Parlaci del Progetto ‘Dust-La via della sabbia’. Abbiamo visto dal tuo profilo Instagram che è iniziato da qualche giorno.
“È la traversata di quattro dei più grandi ecosistemi del nostro pianeta che sono il deserto del Sahara, l'Amazzonia e le Ande, ovviamente tutti fatti a propulsione umana incluso l'Oceano Atlantico che farò con una barca a remi in solitaria. L'obiettivo è quello di ripercorrere il viaggio che milioni di tonnellate di polvere fanno ogni anno fertilizzando l'Amazzonia, raccogliere dei campioni per uno studio scientifico e condividere l'esperienza per mostrare la connessione tra ecosistemi che c'è sul nostro pianeta”.
Hai mai pensato durante un viaggio o un'esperienza di mollare?
“Tra i viaggi che ho fatto ho deciso di mollare poche volte. Una nel 2017 perché non trovavo più un motivo nell'andare avanti trovandomi in Russia diretto verso l'Asia, poi un’altra nel 2022 quando ero in Mongolia a causa della mobilitazione e la guerra in Russia e infine in Norvegia nell'artico in kayak dove ho semplicemente cambiato la meta perché i rischi che percepivo di correre erano troppo alti”.
Hai fatto esperienze anche con eventuali altri mezzi, abbiamo visto
“Ho fatto tanti viaggi in bici, poi per non limitare le esperienze che stavo vivendo ho iniziato a utilizzare altri mezzi come gli sci attraverso l'Islanda e la Svezia, il kayak attraverso i fiordi norvegesi, mentre lo scorso inverno ho fatto un viaggio in Italia dove ho aggiunto arrampicata, alpinismo, canyoning e speleologia”.
I tuoi genitori cosa pensano di questa tua passione e di queste tue esperienze?
“I miei genitori non mi hanno mai messo i bastoni tra le ruote ma ho dovuto trovare il modo di arrangiarmi autonomamente perché inizialmente avevamo visioni leggermente diverse sul mio futuro. Ora mi supportano moralmente anche se soprattutto mia madre è spesso preoccupata”.
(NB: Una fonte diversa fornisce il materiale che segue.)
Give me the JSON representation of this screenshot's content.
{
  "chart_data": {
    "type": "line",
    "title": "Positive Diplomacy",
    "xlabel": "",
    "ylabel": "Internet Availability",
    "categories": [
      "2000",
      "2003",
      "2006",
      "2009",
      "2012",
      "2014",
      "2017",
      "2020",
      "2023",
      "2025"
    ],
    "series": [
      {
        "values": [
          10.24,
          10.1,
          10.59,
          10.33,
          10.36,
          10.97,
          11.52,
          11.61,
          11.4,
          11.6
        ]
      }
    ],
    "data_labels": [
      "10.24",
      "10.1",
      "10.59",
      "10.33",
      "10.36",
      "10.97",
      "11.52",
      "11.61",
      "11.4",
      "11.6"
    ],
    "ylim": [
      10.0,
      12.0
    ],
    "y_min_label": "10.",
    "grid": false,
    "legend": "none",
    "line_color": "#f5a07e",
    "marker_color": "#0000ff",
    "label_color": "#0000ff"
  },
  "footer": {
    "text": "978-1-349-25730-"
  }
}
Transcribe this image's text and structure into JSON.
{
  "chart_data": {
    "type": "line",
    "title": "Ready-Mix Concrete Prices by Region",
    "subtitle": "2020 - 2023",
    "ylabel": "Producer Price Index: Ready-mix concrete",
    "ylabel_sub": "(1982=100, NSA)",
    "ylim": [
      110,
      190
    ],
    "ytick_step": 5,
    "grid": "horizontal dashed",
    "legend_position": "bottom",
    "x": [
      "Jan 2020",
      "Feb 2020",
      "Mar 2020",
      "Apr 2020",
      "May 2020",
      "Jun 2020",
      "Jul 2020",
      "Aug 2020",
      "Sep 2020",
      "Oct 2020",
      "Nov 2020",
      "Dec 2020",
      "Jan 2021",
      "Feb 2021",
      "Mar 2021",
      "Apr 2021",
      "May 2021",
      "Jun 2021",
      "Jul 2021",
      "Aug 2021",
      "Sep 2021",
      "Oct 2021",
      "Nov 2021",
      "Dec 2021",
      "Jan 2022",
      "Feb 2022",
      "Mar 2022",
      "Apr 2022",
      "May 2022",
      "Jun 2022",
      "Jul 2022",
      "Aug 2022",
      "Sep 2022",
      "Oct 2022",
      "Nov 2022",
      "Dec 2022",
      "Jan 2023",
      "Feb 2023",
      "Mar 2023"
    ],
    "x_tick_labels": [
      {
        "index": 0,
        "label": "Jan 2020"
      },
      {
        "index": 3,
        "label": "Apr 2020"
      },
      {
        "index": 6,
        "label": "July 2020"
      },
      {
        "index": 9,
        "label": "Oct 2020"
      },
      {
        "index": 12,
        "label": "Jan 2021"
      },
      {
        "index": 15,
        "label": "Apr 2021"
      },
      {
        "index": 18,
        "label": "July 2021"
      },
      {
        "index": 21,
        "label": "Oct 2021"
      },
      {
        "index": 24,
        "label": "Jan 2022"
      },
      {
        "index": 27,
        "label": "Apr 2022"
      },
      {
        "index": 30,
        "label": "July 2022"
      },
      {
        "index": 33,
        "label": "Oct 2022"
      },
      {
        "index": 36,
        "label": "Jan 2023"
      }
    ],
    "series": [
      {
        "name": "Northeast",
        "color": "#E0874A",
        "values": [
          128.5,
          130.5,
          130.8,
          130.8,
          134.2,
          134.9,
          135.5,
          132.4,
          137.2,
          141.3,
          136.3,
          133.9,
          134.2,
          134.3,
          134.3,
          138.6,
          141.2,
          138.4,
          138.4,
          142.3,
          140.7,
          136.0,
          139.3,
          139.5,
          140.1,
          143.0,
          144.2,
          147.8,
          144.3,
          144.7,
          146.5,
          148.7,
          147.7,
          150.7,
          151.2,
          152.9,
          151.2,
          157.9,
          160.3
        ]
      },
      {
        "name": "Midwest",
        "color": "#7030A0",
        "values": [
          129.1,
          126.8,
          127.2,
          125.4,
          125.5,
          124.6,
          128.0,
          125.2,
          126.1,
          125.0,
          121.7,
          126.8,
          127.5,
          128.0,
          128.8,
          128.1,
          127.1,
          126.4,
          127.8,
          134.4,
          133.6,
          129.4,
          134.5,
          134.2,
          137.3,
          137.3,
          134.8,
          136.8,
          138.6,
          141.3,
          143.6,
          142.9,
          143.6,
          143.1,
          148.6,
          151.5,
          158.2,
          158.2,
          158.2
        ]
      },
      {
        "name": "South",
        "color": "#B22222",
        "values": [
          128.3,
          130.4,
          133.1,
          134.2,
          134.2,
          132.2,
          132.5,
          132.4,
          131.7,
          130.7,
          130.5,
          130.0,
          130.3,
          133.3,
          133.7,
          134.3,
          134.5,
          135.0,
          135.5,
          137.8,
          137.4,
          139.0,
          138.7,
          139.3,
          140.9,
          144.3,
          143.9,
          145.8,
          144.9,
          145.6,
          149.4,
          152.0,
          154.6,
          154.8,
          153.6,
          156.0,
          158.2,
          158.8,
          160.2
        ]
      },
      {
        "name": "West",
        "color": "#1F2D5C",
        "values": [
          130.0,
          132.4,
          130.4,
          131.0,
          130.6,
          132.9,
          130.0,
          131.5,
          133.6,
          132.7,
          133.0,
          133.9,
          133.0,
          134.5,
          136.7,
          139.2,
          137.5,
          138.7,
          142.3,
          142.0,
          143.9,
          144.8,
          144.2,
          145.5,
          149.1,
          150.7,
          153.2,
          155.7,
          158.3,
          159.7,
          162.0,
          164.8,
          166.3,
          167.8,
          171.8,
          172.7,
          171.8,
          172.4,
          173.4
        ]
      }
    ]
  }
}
Com'è vivere sempre in giro?
“Durante i miei primi viaggi partivo alla ‘Into the Wild’ senza un obiettivo chiaro o una meta prefissata da raggiungere mentre da circa sei anni cerco sempre di immaginare, creare e avviare dei progetti che abbiano un senso o uno scopo oltre al semplice viaggio in sé e questo credo sia la grande differenza tra viaggiare o vagabondare e fare avventure o spedizioni. In entrambi i casi c'è il fascino nell'esperienza che si vive ma credo che tutto abbia un proprio tempo per essere sperimentato e vissuto, per lo meno per me. Prima o poi comunque mi fermerò perché anche ciò che faccio ora deve avere un proprio tempo”.
Allora ti chiediamo come ti vedi nel futuro
“Nel futuro mi vedo vivere una vita tranquilla in una casa in montagna con l'orto e le galline, in contatto con la natura”.